On Friday the map bounced out of the basket of the tandem that Mum and I were riding, and in our lost state we happened upon the “Outside Inn” some 30 minutes ride from Yangshou. This Inn was set up by a Dutchman who had fallen in love with China in 1997 and who had negotiated with 25 local farmers to rent their old buildings in a crumbling village, with the vision to convert them into a romantic hideaway. “The farmers at first didn’t trust the Dutchman because they couldn’t believe anyone would want to stay in their old homes,” commented the well spoken Chinese lad who showed us around the 12 room courtyard which cost US$5 a night. “These people left here 5 years ago and all moved to the city to enjoy new buildings, and they can’t understand why anyone would want to live this way.”
Foreigners, much the bemusement of these farmers, pay good money to sleep in the rooms these people spent a lifetime trying to leave. Leaving the world was one resident of Yangshuo, their coffin preceeded by family members in white muslin with red spots on their forehead who walked backwards, facing the deceased and the four dragons who kept away the evil spirits. Paper money was cast in the path of the procession, only to be swept away by road cleaners before it might unsettle the business of the trinket salesmen lining the streets.
The countryside around Yanshou held a fascinating contrast for me, the simplicity of the rural existence that is idealised by those of us who live in the ‘always on, always connected’ world, and the aspiration of those who live in the ‘rural poor, someday wealthy’ hinterland of modern China. In a way the name of the “Outside Inn” represented what is happening in rural China – the outside world is coming in, and turning their insular world outwards. Billboards for Olmeida language colleague posted on the sides of mud huts showed blond, blue eyed models and shouted “Learn English, Enjoy Life.” As we cycled down pebble laid paths and gave way to oxen tended by barefooted children who said “Hello,” it became increasingly clear that communicating in English is seen as a path out of rural poverty and into a wealth generated by tourism.

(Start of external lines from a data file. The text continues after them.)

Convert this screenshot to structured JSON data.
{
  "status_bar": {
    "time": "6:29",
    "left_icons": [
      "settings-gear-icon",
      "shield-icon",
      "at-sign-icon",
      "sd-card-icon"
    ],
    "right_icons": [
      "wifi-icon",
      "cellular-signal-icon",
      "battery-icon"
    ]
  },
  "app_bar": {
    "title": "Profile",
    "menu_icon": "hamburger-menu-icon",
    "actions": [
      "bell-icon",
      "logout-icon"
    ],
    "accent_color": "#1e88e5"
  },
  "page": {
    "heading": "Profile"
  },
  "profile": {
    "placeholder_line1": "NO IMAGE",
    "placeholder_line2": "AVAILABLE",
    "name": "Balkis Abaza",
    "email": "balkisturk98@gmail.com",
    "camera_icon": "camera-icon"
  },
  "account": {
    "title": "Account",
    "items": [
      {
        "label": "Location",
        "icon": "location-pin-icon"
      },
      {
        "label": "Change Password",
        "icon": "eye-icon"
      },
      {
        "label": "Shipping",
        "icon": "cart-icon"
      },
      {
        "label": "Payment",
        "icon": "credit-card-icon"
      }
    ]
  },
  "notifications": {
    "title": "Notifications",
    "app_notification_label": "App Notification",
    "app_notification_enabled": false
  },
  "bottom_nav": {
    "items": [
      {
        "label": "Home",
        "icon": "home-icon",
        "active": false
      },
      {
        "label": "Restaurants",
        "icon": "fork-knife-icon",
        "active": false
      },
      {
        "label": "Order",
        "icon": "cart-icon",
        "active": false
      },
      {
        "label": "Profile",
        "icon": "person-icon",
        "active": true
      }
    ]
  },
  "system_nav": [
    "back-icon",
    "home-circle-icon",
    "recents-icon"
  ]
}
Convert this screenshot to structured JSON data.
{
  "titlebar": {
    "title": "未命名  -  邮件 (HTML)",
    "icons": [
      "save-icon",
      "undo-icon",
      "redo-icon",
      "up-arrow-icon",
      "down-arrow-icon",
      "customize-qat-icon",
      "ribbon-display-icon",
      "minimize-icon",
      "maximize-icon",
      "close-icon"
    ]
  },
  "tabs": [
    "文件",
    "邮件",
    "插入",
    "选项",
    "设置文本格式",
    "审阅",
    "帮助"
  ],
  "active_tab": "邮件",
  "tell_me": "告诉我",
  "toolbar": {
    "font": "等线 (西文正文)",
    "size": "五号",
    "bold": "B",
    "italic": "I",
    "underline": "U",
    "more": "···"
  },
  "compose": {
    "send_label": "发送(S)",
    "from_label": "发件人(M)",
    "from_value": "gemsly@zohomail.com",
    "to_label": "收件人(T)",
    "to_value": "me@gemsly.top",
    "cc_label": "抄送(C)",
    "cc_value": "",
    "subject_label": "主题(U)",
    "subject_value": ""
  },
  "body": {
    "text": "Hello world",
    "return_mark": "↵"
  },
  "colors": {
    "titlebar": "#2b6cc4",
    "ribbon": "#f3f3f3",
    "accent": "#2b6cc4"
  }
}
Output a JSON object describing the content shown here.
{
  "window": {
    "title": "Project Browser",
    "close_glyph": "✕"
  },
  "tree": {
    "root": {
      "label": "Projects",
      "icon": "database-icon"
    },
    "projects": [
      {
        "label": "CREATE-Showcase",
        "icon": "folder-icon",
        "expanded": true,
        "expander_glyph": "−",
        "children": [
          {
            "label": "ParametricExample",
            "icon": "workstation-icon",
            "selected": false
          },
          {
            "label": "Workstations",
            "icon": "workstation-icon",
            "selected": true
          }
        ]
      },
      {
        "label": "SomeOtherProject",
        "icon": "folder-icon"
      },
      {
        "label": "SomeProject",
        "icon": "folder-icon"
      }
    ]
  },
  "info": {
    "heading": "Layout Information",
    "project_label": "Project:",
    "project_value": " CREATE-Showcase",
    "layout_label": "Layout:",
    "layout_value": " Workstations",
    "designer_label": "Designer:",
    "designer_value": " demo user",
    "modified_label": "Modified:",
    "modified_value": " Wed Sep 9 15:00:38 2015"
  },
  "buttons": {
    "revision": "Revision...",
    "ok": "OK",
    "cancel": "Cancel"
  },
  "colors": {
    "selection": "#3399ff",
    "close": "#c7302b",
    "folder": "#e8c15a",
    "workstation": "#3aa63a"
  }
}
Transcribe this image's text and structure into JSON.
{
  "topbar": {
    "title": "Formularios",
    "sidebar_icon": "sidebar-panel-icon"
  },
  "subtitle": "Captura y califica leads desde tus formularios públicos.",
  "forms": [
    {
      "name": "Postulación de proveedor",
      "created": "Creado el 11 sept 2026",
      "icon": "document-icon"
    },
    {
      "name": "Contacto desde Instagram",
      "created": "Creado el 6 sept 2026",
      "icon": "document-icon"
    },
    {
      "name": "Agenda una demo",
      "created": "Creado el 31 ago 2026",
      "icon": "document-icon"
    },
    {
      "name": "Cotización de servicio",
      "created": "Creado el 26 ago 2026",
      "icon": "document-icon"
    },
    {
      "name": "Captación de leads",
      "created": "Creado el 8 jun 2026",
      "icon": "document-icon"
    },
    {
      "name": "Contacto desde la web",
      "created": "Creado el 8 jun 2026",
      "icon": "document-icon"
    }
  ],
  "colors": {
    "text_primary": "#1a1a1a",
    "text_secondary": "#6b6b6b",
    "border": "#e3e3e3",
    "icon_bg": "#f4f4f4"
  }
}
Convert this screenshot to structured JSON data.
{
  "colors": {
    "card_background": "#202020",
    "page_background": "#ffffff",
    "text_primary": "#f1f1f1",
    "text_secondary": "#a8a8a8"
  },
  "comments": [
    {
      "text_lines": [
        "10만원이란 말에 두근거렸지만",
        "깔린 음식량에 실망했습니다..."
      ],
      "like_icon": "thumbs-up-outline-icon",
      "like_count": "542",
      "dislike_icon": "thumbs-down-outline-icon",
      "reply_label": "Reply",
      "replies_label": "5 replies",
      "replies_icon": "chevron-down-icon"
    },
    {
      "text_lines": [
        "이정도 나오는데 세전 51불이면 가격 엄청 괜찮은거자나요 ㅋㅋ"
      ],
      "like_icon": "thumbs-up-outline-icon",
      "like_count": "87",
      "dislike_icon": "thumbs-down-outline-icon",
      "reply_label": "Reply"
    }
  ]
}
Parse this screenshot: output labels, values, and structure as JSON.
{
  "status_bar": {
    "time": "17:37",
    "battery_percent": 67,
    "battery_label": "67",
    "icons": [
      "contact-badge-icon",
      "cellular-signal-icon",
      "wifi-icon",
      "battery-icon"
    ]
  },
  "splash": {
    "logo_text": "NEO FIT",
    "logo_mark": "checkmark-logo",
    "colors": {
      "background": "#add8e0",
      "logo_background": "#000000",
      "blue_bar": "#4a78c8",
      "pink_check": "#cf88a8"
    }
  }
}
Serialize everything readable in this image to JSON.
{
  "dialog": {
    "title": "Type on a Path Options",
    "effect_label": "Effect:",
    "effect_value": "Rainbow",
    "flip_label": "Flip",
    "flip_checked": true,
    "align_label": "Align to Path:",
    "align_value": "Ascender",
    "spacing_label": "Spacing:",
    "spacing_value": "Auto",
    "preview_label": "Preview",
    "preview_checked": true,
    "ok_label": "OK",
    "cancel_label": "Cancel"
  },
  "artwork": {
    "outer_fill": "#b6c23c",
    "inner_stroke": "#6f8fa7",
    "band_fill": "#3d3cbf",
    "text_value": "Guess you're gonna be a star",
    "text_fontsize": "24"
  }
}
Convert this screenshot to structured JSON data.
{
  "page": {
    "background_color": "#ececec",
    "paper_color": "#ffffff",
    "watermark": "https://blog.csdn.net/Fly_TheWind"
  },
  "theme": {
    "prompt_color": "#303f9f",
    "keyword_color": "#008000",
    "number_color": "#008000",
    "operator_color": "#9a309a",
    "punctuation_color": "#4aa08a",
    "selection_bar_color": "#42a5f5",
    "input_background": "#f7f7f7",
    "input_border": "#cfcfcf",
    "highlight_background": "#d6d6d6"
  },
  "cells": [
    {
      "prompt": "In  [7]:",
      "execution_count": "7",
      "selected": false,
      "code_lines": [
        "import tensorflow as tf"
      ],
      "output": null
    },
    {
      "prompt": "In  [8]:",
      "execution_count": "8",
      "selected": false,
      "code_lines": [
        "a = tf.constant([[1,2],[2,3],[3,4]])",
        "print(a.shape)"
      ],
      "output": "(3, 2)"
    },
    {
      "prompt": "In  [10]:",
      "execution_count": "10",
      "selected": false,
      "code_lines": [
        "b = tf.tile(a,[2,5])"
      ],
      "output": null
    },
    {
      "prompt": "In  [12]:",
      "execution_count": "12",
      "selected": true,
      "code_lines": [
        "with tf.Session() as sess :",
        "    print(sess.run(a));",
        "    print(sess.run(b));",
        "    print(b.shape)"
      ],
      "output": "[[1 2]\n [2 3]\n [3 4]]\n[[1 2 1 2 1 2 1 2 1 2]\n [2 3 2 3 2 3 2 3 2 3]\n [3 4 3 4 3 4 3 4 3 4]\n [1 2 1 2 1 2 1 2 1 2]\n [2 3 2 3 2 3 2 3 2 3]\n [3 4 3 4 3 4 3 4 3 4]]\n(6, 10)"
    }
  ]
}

One of the featured attractions in Yangshuo is that of paying rural people to enact their former activities under floodlights and to music. Cormorants, a black diving bird the size of large duck, are uniquely trained to gather fish for a man perched on a bamboo raft. In Yangshuo some of these men have taken to posing for photos instead of taking to the river, earning RMB5 for a photograph, more than they would for 100gm of fish. I wondered at what stage it becomes better for a person to be paid to show what they used to do, than to actually do it for real, and what changes this would bring to these people.
Returning to Beijing with bamboo baskets, farmers’ hats, and a fish trap, Mum, Shelley and I were the subject of fascination. As we got out of the taxi outside the high rise apartment, a middle aged overweight woman picked up the bamboo pole and threaded it through the rope of the basket, and placed it on her shoulder, making as if to go to the fields; her young son looked on in total bewilderment, her action demonstrating a generation gap as wide as the Li Jiang river.